For all my chequered romantic history, I haven't had many fights with lovers. Arguments, yes. Intense discussions, certainly. Multi-day tearful negotiations, not infrequently. But never the kind of fight that degenerates into imprecations or hurtful things being said simply to cause pain, to make the other person cry.
Sometimes people have been hurt nonetheless. I don't think it's possible to never hurt the people you love, though it's important to try to avoid hurthing people. Sometimes it hurts to hear truths about oneself, or to face the fact that one's behaved badly. Sometimes one's own needs come into conflict with one's lovers' needs or desires. Lots of times one can give hurt without meaning to, and one can be hurt despite anyone's best intentions.

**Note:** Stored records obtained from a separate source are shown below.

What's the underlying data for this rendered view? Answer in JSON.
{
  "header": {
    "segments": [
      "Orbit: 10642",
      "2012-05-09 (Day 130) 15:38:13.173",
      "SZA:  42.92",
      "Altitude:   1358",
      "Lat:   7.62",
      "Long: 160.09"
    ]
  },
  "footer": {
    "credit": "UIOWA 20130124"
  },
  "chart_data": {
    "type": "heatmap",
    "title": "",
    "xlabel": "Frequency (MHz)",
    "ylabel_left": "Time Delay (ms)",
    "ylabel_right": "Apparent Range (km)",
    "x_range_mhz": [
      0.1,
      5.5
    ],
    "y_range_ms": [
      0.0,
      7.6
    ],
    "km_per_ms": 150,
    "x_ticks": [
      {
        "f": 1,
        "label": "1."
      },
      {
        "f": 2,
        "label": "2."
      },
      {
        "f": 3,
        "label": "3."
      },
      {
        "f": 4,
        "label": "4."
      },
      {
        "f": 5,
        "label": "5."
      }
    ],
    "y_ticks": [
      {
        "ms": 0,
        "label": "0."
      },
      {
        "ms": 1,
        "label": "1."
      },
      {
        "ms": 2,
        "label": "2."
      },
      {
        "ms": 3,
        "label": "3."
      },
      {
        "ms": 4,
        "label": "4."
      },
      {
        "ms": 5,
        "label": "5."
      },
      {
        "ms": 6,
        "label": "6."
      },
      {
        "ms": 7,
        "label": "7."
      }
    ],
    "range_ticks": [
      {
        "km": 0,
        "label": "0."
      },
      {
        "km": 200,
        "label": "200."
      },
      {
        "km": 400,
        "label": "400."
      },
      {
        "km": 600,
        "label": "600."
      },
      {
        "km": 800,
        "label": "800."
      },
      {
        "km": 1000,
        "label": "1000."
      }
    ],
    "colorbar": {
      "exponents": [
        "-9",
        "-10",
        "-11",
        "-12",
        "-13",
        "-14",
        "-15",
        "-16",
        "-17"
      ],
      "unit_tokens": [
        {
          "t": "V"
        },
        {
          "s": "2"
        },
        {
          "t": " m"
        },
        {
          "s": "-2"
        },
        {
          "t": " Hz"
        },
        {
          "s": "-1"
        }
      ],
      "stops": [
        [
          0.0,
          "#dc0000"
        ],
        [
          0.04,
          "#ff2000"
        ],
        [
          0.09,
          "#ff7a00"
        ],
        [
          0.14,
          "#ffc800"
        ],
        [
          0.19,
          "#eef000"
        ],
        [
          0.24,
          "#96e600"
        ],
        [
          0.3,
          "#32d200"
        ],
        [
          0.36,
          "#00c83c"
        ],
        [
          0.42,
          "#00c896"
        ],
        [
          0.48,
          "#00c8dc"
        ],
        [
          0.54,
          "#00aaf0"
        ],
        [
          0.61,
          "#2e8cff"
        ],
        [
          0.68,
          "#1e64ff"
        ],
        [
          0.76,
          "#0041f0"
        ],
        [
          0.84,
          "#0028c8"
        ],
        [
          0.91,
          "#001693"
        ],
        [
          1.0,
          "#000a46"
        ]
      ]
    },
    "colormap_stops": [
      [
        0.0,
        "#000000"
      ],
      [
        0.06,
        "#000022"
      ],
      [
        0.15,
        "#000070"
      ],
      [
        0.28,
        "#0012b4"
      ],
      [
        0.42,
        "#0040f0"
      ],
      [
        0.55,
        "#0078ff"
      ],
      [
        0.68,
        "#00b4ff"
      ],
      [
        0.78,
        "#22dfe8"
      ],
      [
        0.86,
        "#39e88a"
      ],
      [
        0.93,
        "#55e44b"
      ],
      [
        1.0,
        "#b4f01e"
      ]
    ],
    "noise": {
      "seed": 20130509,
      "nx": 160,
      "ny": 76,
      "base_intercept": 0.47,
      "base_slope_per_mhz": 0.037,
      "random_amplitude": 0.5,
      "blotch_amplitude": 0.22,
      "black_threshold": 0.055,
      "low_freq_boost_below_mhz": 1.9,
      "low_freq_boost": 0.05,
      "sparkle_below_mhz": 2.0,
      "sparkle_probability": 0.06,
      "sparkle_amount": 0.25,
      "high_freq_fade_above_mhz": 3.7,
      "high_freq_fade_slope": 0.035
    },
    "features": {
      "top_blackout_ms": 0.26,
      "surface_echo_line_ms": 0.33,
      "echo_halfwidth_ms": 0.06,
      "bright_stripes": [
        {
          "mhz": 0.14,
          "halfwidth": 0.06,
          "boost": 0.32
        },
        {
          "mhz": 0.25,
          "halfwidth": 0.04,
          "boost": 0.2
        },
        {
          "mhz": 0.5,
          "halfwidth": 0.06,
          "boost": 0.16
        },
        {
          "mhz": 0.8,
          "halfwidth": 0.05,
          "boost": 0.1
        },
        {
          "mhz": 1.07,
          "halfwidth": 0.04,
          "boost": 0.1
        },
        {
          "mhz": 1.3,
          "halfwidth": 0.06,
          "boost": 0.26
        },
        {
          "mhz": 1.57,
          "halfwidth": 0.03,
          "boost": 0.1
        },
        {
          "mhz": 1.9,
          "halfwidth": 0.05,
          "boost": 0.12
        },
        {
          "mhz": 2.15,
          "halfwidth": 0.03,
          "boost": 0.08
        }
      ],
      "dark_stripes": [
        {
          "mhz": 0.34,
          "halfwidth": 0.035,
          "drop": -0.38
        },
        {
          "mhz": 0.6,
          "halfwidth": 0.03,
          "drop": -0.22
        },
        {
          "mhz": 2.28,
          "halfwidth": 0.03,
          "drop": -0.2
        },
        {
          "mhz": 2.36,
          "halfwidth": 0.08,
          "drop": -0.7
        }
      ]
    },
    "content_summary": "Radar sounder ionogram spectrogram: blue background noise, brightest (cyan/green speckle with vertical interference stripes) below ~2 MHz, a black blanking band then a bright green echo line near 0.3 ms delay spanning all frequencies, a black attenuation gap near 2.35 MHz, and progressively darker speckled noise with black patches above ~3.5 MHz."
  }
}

But even my first boyfriend, whose insecurity management techniques ran to never doing any activity at which I might be better, and undermining my sense of self and accomplishment never looked for ways to hurt me. Even The Emotional Sucking Chest Wound for whom the guilt trip was a preferred courtship technique never cast aspersions or said horrid hurtful things just for the sake of hurting. Even my ex-husband who tried to suck me into the dysfunctional co-dependant relationship between his mother and himself, and who refused to sign the divorce papers, because the marriage, with me miserable and trapped, was more important to him than I was, never called names or used my inability to get into graduate school against me.
Maybe they were more subtle than that. But I prefer to think that for all the unwise choices I made, for all my mistakes, for all the worlds of hurt, I've been fortunate (and perhaps even wise) enough to find friends, lovers, and involvements who drew the line at causing deliberate and malicious hurt.
And I think that's something to be thankful for.